Like most good noirs, none of this can end well, but it makes for a pretty fascinating flick. Denis works with many of her regular collaborators, and the spooky score from the band The Tindersticks enhances the movie’s eerie atmosphere throughout. Though it takes awhile to piece the different threads together, the viewer doesn’t fall into a nightmare rabbit-hole à la David Lynch’s Mulholland Drive (itself a brilliant, though much different, contemporary noir). Whatever byways Denis follows to tell her stories, they’re always very real. People struggle against the vast, faceless strictures of racism, class and greed, but we see these things in how they interact with one another, their confusion and attraction, how they love, and how they clash. That’s one of the strongest themes running through her work: everyone wants something different. That can be a gift, or it can be a curse. Denis’s gift is when you’re watching, if you give it time, you feel what they feel.

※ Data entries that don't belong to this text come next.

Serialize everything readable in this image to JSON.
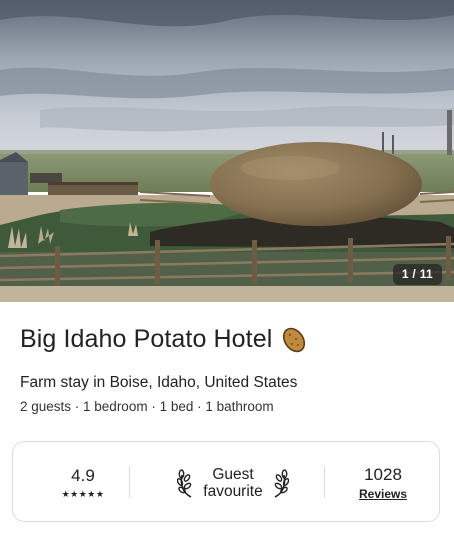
{
  "gallery": {
    "counter": "1 / 11"
  },
  "listing": {
    "title": "Big Idaho Potato Hotel",
    "title_icon": "potato-emoji",
    "subtitle": "Farm stay in Boise, Idaho, United States",
    "details": "2 guests · 1 bedroom · 1 bed · 1 bathroom"
  },
  "stats": {
    "rating": "4.9",
    "stars": "★★★★★",
    "badge_line1": "Guest",
    "badge_line2": "favourite",
    "reviews_count": "1028",
    "reviews_label": "Reviews",
    "laurel_icon": "laurel-icon"
  },
  "colors": {
    "text": "#222222",
    "border": "#dddddd",
    "potato": "#8a7352"
  }
}
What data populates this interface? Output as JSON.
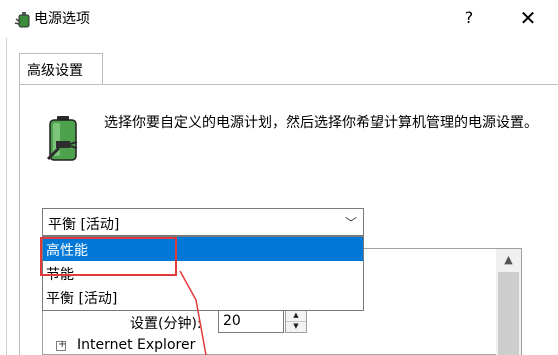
{
  "window": {
    "title": "电源选项",
    "help_label": "?",
    "close_label": "✕",
    "icon": "power-options-icon"
  },
  "tabs": [
    {
      "label": "高级设置",
      "active": true
    }
  ],
  "description": "选择你要自定义的电源计划，然后选择你希望计算机管理的电源设置。",
  "plan_select": {
    "value": "平衡 [活动]",
    "options": [
      "高性能",
      "节能",
      "平衡 [活动]"
    ],
    "highlighted_index": 0
  },
  "settings": {
    "field_label": "设置(分钟):",
    "field_value": "20",
    "tree_item": "Internet Explorer"
  },
  "colors": {
    "highlight": "#0078d7",
    "annotation": "#e23a3a"
  }
}
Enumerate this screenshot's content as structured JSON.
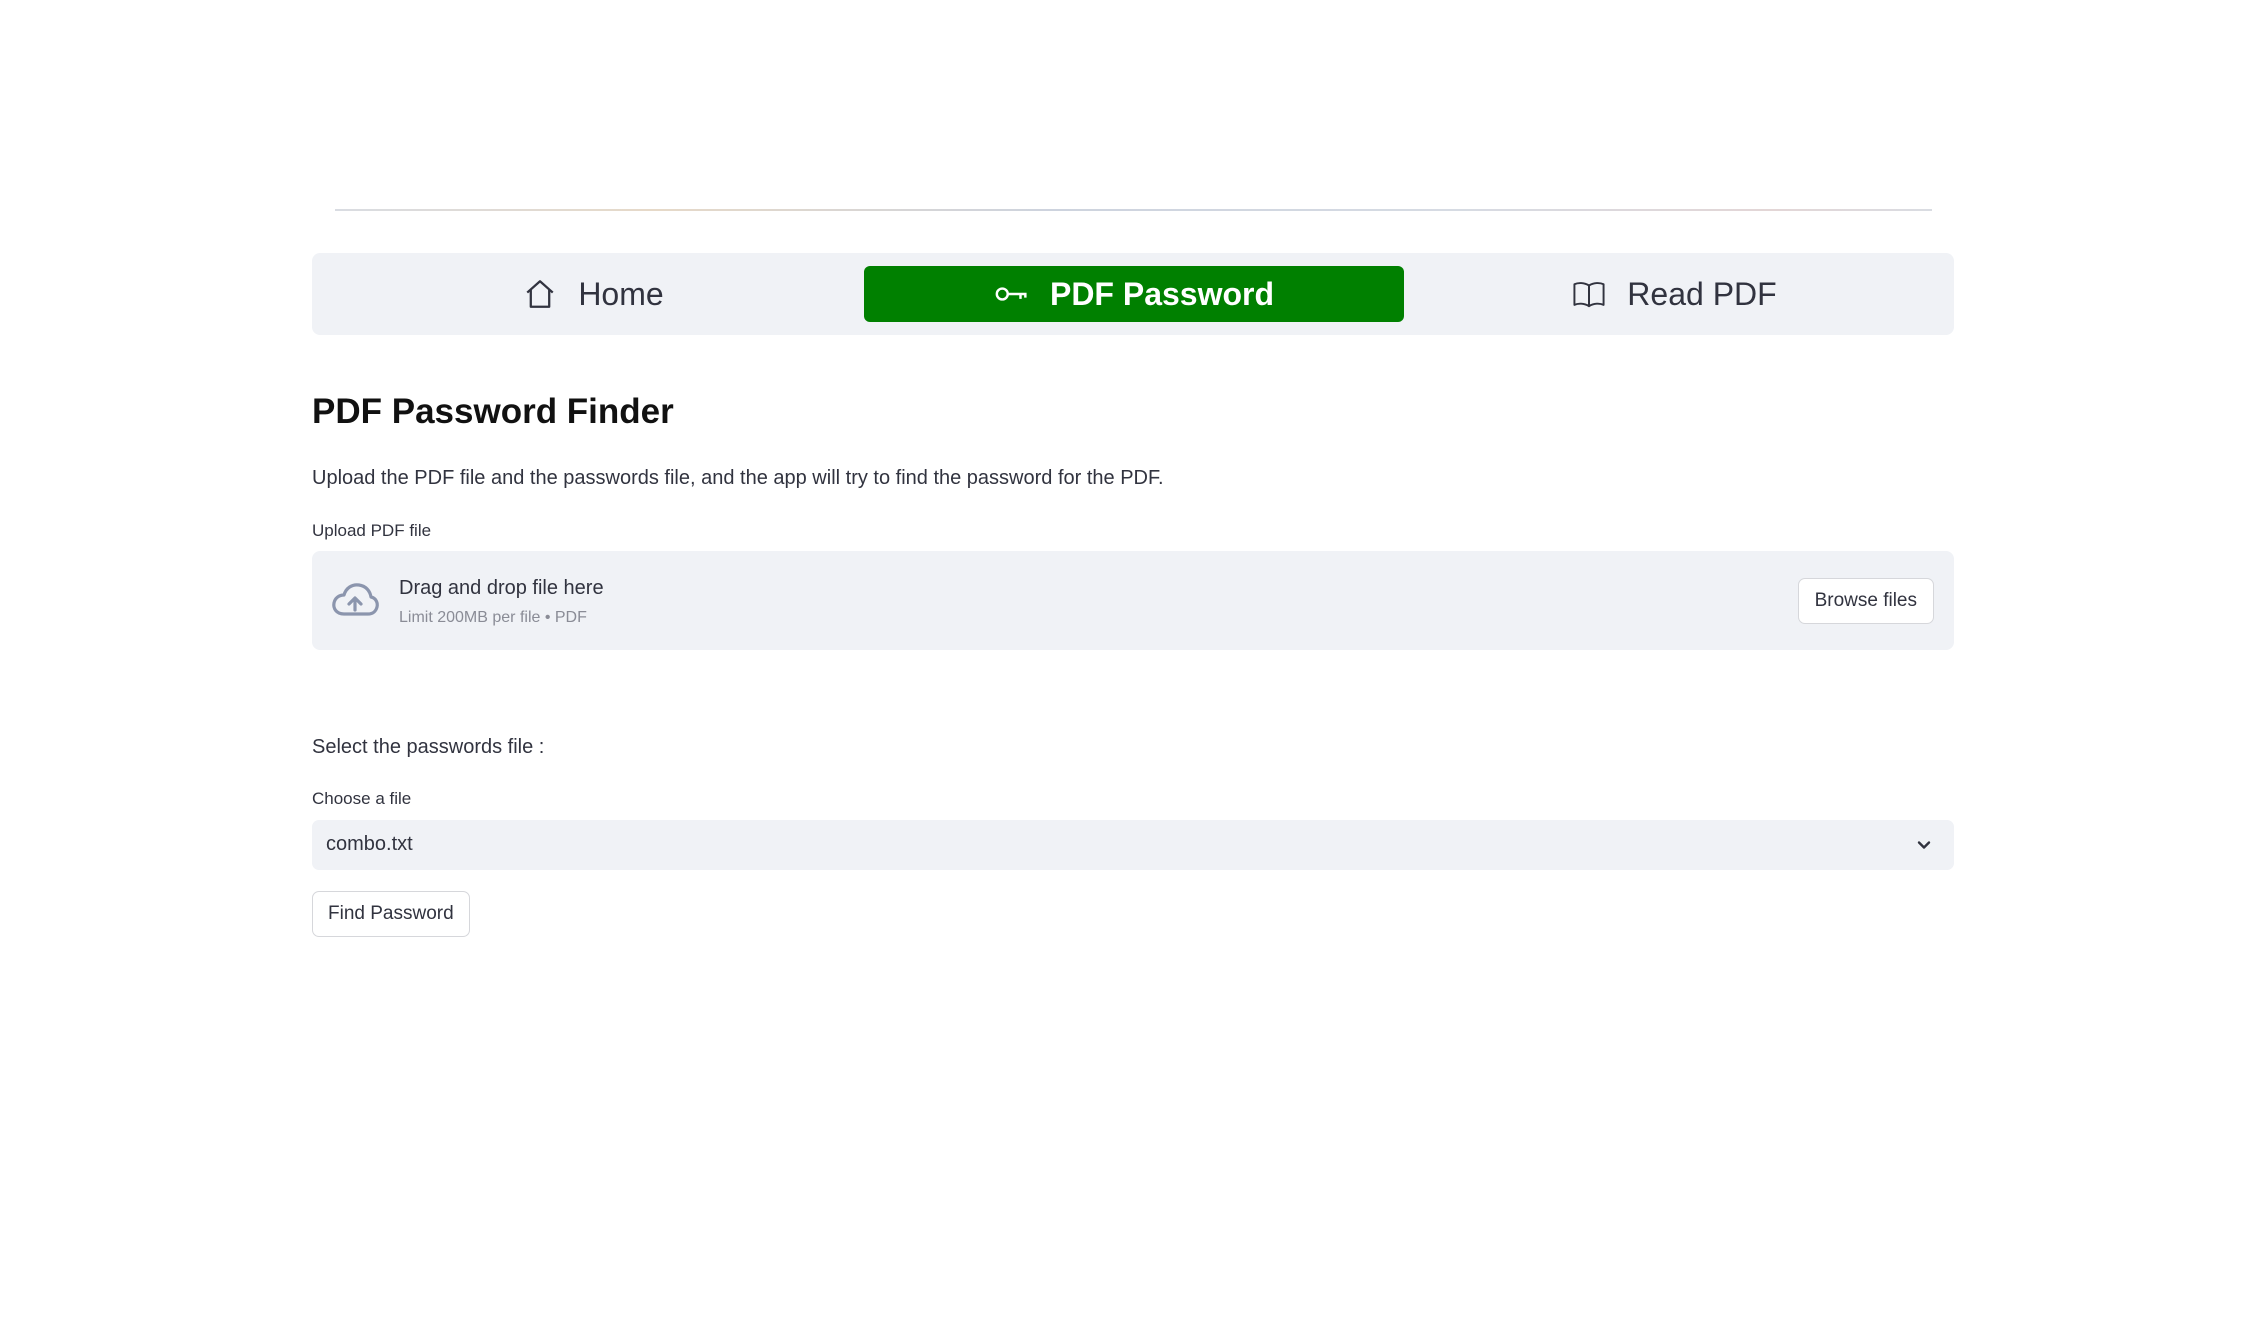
{
  "nav": {
    "items": [
      {
        "label": "Home",
        "icon": "house-icon",
        "active": false
      },
      {
        "label": "PDF Password",
        "icon": "key-icon",
        "active": true
      },
      {
        "label": "Read PDF",
        "icon": "book-icon",
        "active": false
      }
    ],
    "active_color": "#008000"
  },
  "main": {
    "title": "PDF Password Finder",
    "description": "Upload the PDF file and the passwords file, and the app will try to find the password for the PDF."
  },
  "uploader": {
    "label": "Upload PDF file",
    "drag_text": "Drag and drop file here",
    "limit_text": "Limit 200MB per file • PDF",
    "browse_label": "Browse files",
    "icon": "cloud-upload-icon"
  },
  "passwords": {
    "section_label": "Select the passwords file :",
    "select_label": "Choose a file",
    "selected_value": "combo.txt"
  },
  "actions": {
    "find_label": "Find Password"
  }
}
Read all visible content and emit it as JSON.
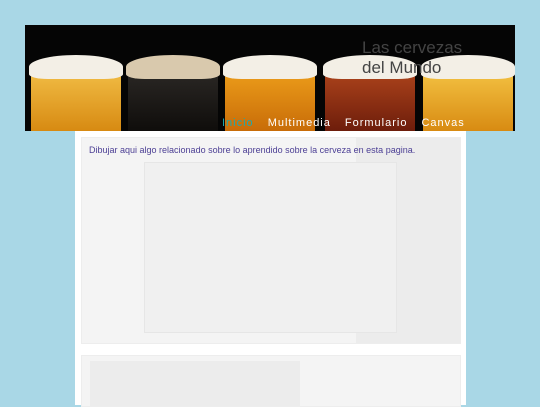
{
  "site": {
    "title": "Las cervezas del Mundo"
  },
  "nav": {
    "items": [
      {
        "label": "Inicio",
        "active": true
      },
      {
        "label": "Multimedia",
        "active": false
      },
      {
        "label": "Formulario",
        "active": false
      },
      {
        "label": "Canvas",
        "active": false
      }
    ]
  },
  "main": {
    "intro_text": "Dibujar aqui algo relacionado sobre lo aprendido sobre la cerveza en esta pagina."
  },
  "colors": {
    "page_background": "#a9d7e6",
    "active_nav": "#1aa9b1",
    "intro_text": "#4d4095"
  }
}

Objects of Desire: The Cinema of Claire Denis opens at the TIFF Bell Lightbox in Toronto on Friday, October 11, and runs to November 10, 2013. Claire Denis will be in attendance for two events:
- a Carte Blanche screening on Thursday, October 17 at 6:45pm where she will present two works of interest to her (Djibril Diop Mambéty’s Touki Bouki (1973), a Senegalese film following the exhilarating odyssey of two alienated lovers through Dakar; and Mati Diop’s homage to her legendary filmmaker uncle, A Thousand Suns (Mille Soleils) (2013), a hauntingly beautiful portrait of Magaye Niang, star of Touki Bouki).
- on Friday, October 18 at 6:30pm Claire Denis will be on-hand for an introduction and Q&A after for Bastards.